In our cohort, thirteen patients are treated by ¹³¹I treatment (dose range: 3.7–7.4 Gbq) after PET/CT. Compared with the post-therapeutic ¹³¹I whole-body scan, [¹⁸F]FAPI-42 PET/CT detected more positive lesions in 4 patients than the ¹³¹I whole-body scan. One patient was shown the same lesions, and five patients were not detected with positive lesions by dual imaging modalities. Unfortunately, three patients showed diffuse pulmonary uptake on post-therapeutic ¹³¹I whole-body scan, but the [¹⁸F]FAPI-42 PET/CT depicted false-negative results in the pulmonary disease of these patients (Supplementary Fig. 3). Among the three patients, one patient manifested positive metastatic lymph nodes by [¹⁸F]FAPI-42 PET/CT, but a post-therapeutic ¹³¹I whole-body scan indicated negative results in metastatic lymph nodes. Another two patients manifested similar results of positive lesions (except pulmonary lesions) by two modalities (Supplementary Table 3).

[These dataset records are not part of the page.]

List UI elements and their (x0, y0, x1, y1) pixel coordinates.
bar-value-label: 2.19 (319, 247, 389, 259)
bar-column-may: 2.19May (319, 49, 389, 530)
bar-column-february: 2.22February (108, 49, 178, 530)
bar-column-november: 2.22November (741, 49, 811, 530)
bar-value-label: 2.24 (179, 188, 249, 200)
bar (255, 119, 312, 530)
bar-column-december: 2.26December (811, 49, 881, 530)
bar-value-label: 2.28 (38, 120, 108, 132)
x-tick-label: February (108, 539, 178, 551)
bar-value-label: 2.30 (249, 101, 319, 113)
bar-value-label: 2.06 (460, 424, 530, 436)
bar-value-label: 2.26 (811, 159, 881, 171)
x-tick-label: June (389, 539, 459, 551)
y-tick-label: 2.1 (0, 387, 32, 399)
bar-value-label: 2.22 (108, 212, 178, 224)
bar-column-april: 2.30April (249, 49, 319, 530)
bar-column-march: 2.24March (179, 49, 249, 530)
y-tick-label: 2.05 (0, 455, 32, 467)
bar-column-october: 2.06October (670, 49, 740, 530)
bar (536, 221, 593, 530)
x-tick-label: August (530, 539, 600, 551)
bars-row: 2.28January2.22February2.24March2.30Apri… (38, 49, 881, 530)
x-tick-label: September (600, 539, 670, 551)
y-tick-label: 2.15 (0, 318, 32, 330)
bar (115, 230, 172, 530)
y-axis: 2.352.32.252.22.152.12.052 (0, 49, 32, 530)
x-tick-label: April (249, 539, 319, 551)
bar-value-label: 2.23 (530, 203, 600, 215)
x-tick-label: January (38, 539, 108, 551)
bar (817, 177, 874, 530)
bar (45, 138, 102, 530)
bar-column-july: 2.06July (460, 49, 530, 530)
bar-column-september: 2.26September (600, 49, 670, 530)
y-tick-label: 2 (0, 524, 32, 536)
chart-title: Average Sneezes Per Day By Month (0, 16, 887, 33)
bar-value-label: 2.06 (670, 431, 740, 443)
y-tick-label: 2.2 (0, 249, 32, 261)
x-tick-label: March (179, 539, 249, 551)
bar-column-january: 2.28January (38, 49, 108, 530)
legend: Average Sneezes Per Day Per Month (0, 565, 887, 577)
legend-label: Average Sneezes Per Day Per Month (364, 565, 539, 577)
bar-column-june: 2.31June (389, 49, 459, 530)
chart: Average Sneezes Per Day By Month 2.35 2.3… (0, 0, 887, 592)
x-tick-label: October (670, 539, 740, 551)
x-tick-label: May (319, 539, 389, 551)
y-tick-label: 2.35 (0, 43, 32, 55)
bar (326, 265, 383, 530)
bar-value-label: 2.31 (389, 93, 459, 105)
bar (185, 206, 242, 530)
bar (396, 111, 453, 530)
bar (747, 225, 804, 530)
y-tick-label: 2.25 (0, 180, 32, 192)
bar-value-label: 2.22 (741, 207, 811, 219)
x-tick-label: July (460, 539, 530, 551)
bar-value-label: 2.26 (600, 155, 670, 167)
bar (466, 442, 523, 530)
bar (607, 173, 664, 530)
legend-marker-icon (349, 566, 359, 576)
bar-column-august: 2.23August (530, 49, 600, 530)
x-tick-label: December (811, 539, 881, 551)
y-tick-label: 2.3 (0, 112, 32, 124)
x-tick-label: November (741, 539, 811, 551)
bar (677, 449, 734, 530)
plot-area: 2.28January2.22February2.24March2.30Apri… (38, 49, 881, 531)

Fifteen patients in our cohort did not find positive lesions by two imaging modalities. Among these patients, three patients converted to excellent response (ER) according to the 2015 ATA guidelines. Two patients were defined as having an indeterminate response (IR). Ten patients still maintain the situation of biochemical incomplete responses (BIR) until the latest follow-up. All patients have not found structural lesions by CT or US during follow-up (Supplementary Table 4). Representative imaging was presented in Supplementary Fig. 4.